I have enough of re-installing ESX5i (so far this was trhe quickes way to get it working on number of separate incidents - as a side not, vSphere4 just worked fine in my environment, without THAT MUCH fluffing about)
So now I have a host which almost works (lastest upgrade to 515841), but will NOT get configured for HA
It starts fine, get to the point:
The vSphere HA availability state of this host has changed to Election
and then gives "nice" Timed out
This host can be dis/connected, pinged, has VM running on it, accesses all Datastores, yet will not do HA
I went through all KB aricle:
with no resolution
Anybody has any more (useful) ideas?
And on one ugly, dark, raining afternoon, this server decided to become Master for HA, but that made my 4.1.0 build 381591 server Timed out
On cluster HA reconfigure, 4.1 become master, 5.0.0 build 504890 become slave & 5.0.0 build 515841 again Timed out
Obviously Vmware have something wrong here in mixed environment (and I am NOT upgrading each host to latest version, more like reverting back to version 4.1 if anything, had WAY less problems with that one - in fact none! for months)
Having the same issue here. We've got a number of v5 hosts on build 474610 without an issue. Had the problem going from v5 474610 -> 515841 and v4.1 433742 -> v5 515841. "vCenter requires verified host SSL certificates" box already checked, tried unchecking and manually verify...still a no go. I have a case open with VMware and will post an update when we narrow down the problem.
For it to work, you need to actually SEE the host available in the box below (and also check it)
If it does not show there (so you can not check it) having SSL verify ON does not do anything on its own!
With "vCenter requires verified host SSL certificates" unchecked I add the host, it shows up in the box within the SSL Settings section, and check the "Verified" checkbox. With the "vCenter requires verified host SSL certificates" checked I'm immediately prompted upon adding a host to vCenter on whether I want to trust the host or not. If I click yes the process of adding the host continues. If I click no I'm denied adding the host. The one odd thing, though, is once the host is verified it disappears from the box in the SSL Settings section...I expected all hosts to be listed with their SHA1 thumbprint information and whether verified or not.
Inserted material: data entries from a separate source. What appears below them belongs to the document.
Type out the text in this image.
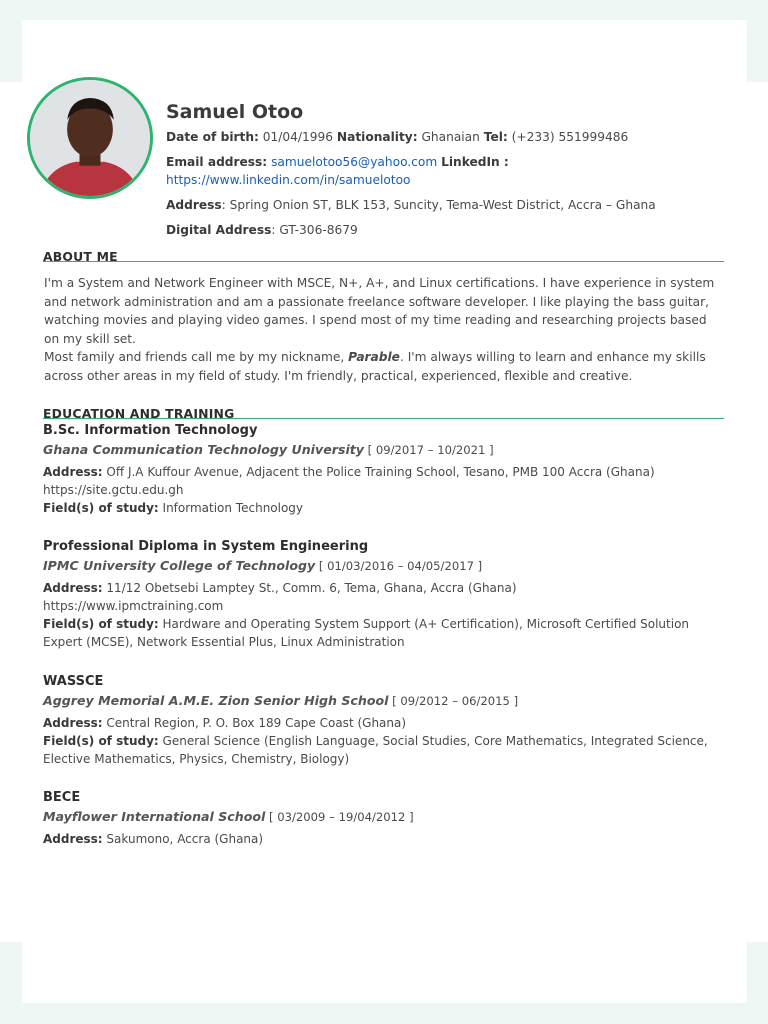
Samuel Otoo
Date of birth: 01/04/1996 Nationality: Ghanaian Tel: (+233) 551999486
Email address: samuelotoo56@yahoo.com LinkedIn :
https://www.linkedin.com/in/samuelotoo
Address: Spring Onion ST, BLK 153, Suncity, Tema-West District, Accra – Ghana
Digital Address: GT-306-8679
ABOUT ME

I'm a System and Network Engineer with MSCE, N+, A+, and Linux certifications. I have experience in system and network administration and am a passionate freelance software developer. I like playing the bass guitar, watching movies and playing video games. I spend most of my time reading and researching projects based on my skill set.

Most family and friends call me by my nickname, Parable. I'm always willing to learn and enhance my skills across other areas in my field of study. I'm friendly, practical, experienced, flexible and creative.

EDUCATION AND TRAINING
B.Sc. Information Technology
Ghana Communication Technology University [ 09/2017 – 10/2021 ]
Address: Off J.A Kuffour Avenue, Adjacent the Police Training School, Tesano, PMB 100 Accra (Ghana)
https://site.gctu.edu.gh
Field(s) of study: Information Technology
Professional Diploma in System Engineering
IPMC University College of Technology [ 01/03/2016 – 04/05/2017 ]
Address: 11/12 Obetsebi Lamptey St., Comm. 6, Tema, Ghana, Accra (Ghana)
https://www.ipmctraining.com
Field(s) of study: Hardware and Operating System Support (A+ Certification), Microsoft Certified Solution Expert (MCSE), Network Essential Plus, Linux Administration
WASSCE
Aggrey Memorial A.M.E. Zion Senior High School [ 09/2012 – 06/2015 ]
Address: Central Region, P. O. Box 189 Cape Coast (Ghana)
Field(s) of study: General Science (English Language, Social Studies, Core Mathematics, Integrated Science, Elective Mathematics, Physics, Chemistry, Biology)
BECE
Mayflower International School [ 03/2009 – 19/04/2012 ]
Address: Sakumono, Accra (Ghana)
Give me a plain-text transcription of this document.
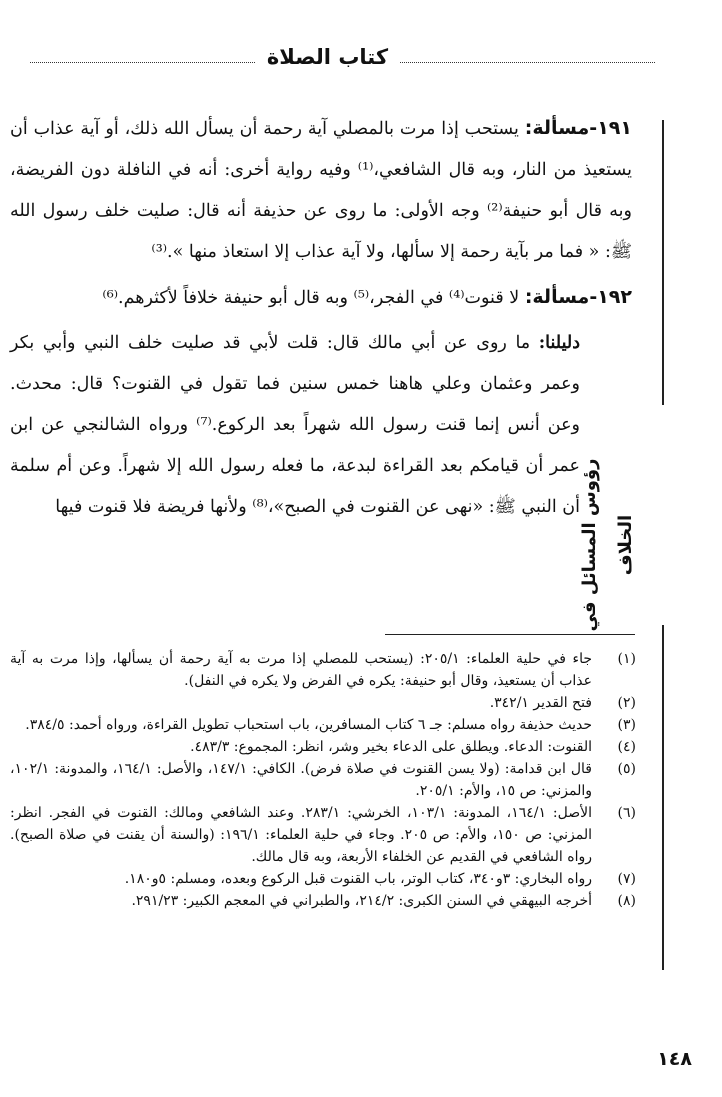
كتاب الصلاة
رؤوس المسائل في الخلاف

١٩١-مسألة: يستحب إذا مرت بالمصلي آية رحمة أن يسأل الله ذلك، أو آية عذاب أن يستعيذ من النار، وبه قال الشافعي،⁽¹⁾ وفيه رواية أخرى: أنه في النافلة دون الفريضة، وبه قال أبو حنيفة⁽²⁾ وجه الأولى: ما روى عن حذيفة أنه قال: صليت خلف رسول الله ﷺ: « فما مر بآية رحمة إلا سألها، ولا آية عذاب إلا استعاذ منها ».⁽³⁾

١٩٢-مسألة: لا قنوت⁽⁴⁾ في الفجر،⁽⁵⁾ وبه قال أبو حنيفة خلافاً لأكثرهم.⁽⁶⁾

دليلنا: ما روى عن أبي مالك قال: قلت لأبي قد صليت خلف النبي وأبي بكر وعمر وعثمان وعلي هاهنا خمس سنين فما تقول في القنوت؟ قال: محدث. وعن أنس إنما قنت رسول الله شهراً بعد الركوع.⁽⁷⁾ ورواه الشالنجي عن ابن عمر أن قيامكم بعد القراءة لبدعة، ما فعله رسول الله إلا شهراً. وعن أم سلمة أن النبي ﷺ: «نهى عن القنوت في الصبح»،⁽⁸⁾ ولأنها فريضة فلا قنوت فيها

(١)
جاء في حلية العلماء: ٢٠٥/١: (يستحب للمصلي إذا مرت به آية رحمة أن يسألها، وإذا مرت به آية عذاب أن يستعيذ، وقال أبو حنيفة: يكره في الفرض ولا يكره في النفل).
(٢)
فتح القدير ٣٤٢/١.
(٣)
حديث حذيفة رواه مسلم: جـ ٦ كتاب المسافرين، باب استحباب تطويل القراءة، ورواه أحمد: ٣٨٤/٥.
(٤)
القنوت: الدعاء. ويطلق على الدعاء بخير وشر، انظر: المجموع: ٤٨٣/٣.
(٥)
قال ابن قدامة: (ولا يسن القنوت في صلاة فرض). الكافي: ١٤٧/١، والأصل: ١٦٤/١، والمدونة: ١٠٢/١، والمزني: ص ١٥، والأم: ٢٠٥/١.
(٦)
الأصل: ١٦٤/١، المدونة: ١٠٣/١، الخرشي: ٢٨٣/١. وعند الشافعي ومالك: القنوت في الفجر. انظر: المزني: ص ١٥٠، والأم: ص ٢٠٥. وجاء في حلية العلماء: ١٩٦/١: (والسنة أن يقنت في صلاة الصبح). رواه الشافعي في القديم عن الخلفاء الأربعة، وبه قال مالك.
(٧)
رواه البخاري: ٣و٣٤٠، كتاب الوتر، باب القنوت قبل الركوع وبعده، ومسلم: ٥و١٨٠.
(٨)
أخرجه البيهقي في السنن الكبرى: ٢١٤/٢، والطبراني في المعجم الكبير: ٢٩١/٢٣.
١٤٨
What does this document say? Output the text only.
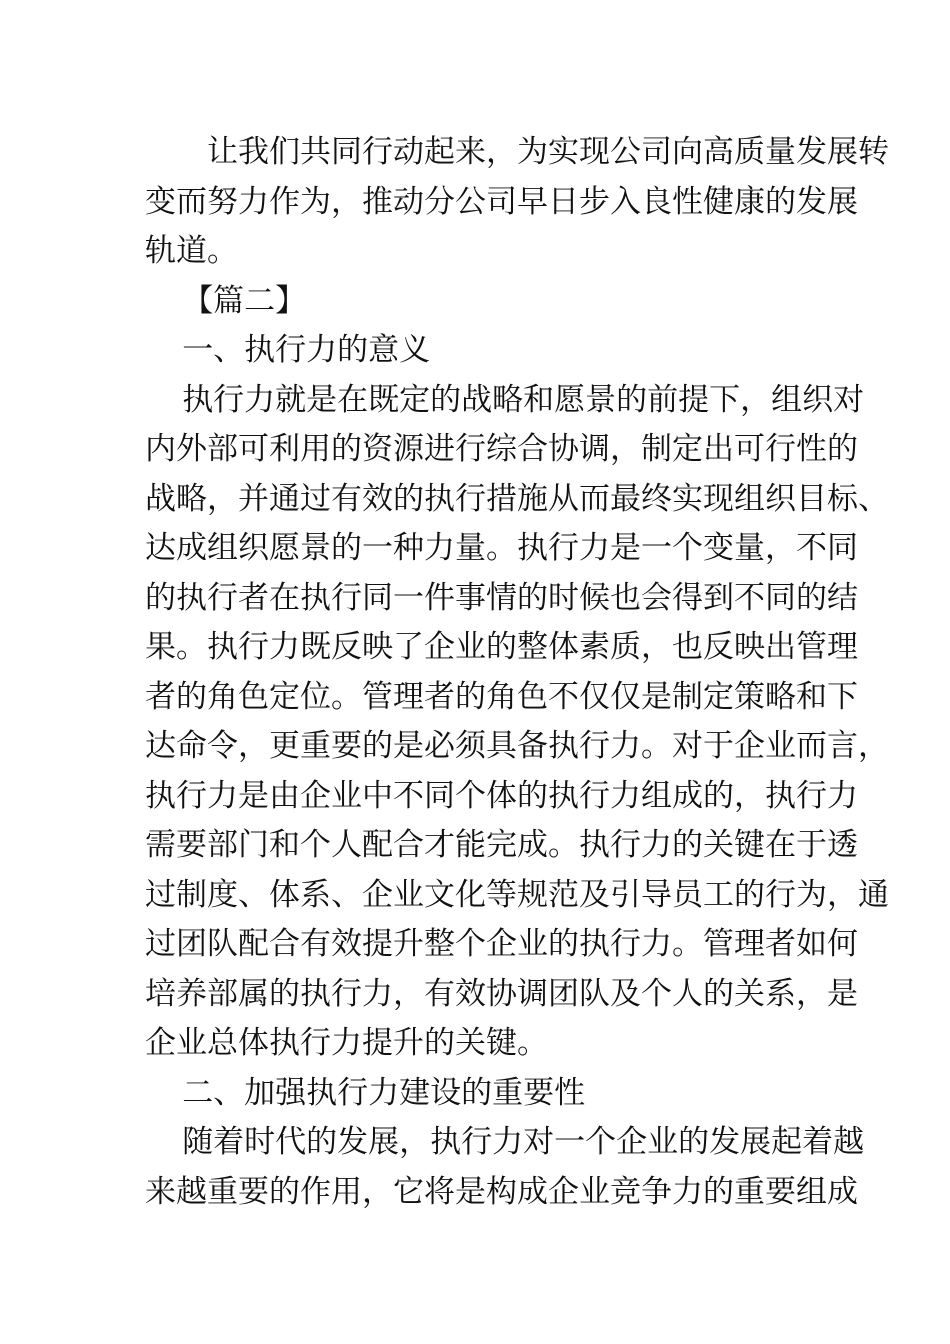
让我们共同行动起来，为实现公司向高质量发展转
变而努力作为，推动分公司早日步入良性健康的发展
轨道。
【篇二】
一、执行力的意义
执行力就是在既定的战略和愿景的前提下，组织对
内外部可利用的资源进行综合协调，制定出可行性的
战略，并通过有效的执行措施从而最终实现组织目标、
达成组织愿景的一种力量。执行力是一个变量，不同
的执行者在执行同一件事情的时候也会得到不同的结
果。执行力既反映了企业的整体素质，也反映出管理
者的角色定位。管理者的角色不仅仅是制定策略和下
达命令，更重要的是必须具备执行力。对于企业而言，
执行力是由企业中不同个体的执行力组成的，执行力
需要部门和个人配合才能完成。执行力的关键在于透
过制度、体系、企业文化等规范及引导员工的行为，通
过团队配合有效提升整个企业的执行力。管理者如何
培养部属的执行力，有效协调团队及个人的关系，是
企业总体执行力提升的关键。
二、加强执行力建设的重要性
随着时代的发展，执行力对一个企业的发展起着越
来越重要的作用，它将是构成企业竞争力的重要组成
I have a small update...patched our test environment hosts running on a completely separate instance of vCenter and they came back with no HA errors. So for some reason our production vCenter doesn't play well with build 515841. And the troubleshooting continues...
But for me, it worked fine for a couple of servers, it choked on the third one, then it corrected itself.
So not as easy as to say it works here, but not there, more like it works sometimes & not other times
With the help of Elisha (eziskind) it looks like we got it nailed down. The HA agent had to be manually uninstalled then automatically re-pushed to the host from vCenter. Really strange that the issue happened only after the 12/15 patches, but at least I know what to do now. What we did:
- place host into Maintenance Mode
- take a copy of /opt/vmware/uninstallers/VMware-fdm-uninstall.sh (we copied to /tmp)
- from the location you made a copy of the file, run the command (./VMware-fdm-uninstall.sh)
- you should see a short pause before it gets back to the prompt (you'll see why I mention this below)
- exit host out of Mainenance Mode and within the "Recent Tasks" area you should see the client being pulled from vCenter and installing
With one host this went without a hitch. On the second host, though, when running the installer it immediately went back to the prompt, not a short delay like with the first. Took it out of the cluster & vCenter, re-added, still didn't work. Rebooted the host, made another copy of the uninstaller, and it removed successfully.
With your help, we're getting a handle on the problem associated with the upgrade. After an upgrade, under conditions we're still investigating, an error is occurring when issuing a start request of the HA service on the upgraded host. When that fails, HA then tries to re-install HA, and the re-install does nothing because the service is already there (and the right version) but we're left without an HA service running.
The work-around is as tjbailey already indicated in this post.
If you don't get results or have any issues, let us know so we can get you back up and running. But your efforts have helped us to identify an issue that we hope to resolve soon.
Thanks guys, nice to know the workaround (even I hope I would not need it again, but one never knows!)
I remember that uninstalling agent from the ESX server in v3 -4 was also a solution to many problems, but at least it was a documented procedure then, as opposed to v5
FYI...upon rebooting the upgraded hosts HA fails again. Doing the temporary fix again works so we're going to hold off on the 12/15 patches until something new is released.
> upon rebooting the upgraded hosts HA fails again.
Iin what way does it fail? Do you mean that the HA agent didn't come up properly? Could you gzip the /var/run/log directory on the host and send them to me?
I am having this same issue. I have setup a new cluster and am trying to enable HA for the first time. I have tried the workaround, but my host still times out waiting for cluster election.
I currently only have one datastore and one NIC for the management network so I am getting the following errors:
"This host currently has no management network redundancy"
"The number of vSphere HA heartbeat datastores for this host is 1, which is less than required: 2"
It was my understanding that HA should function in spite of these errors.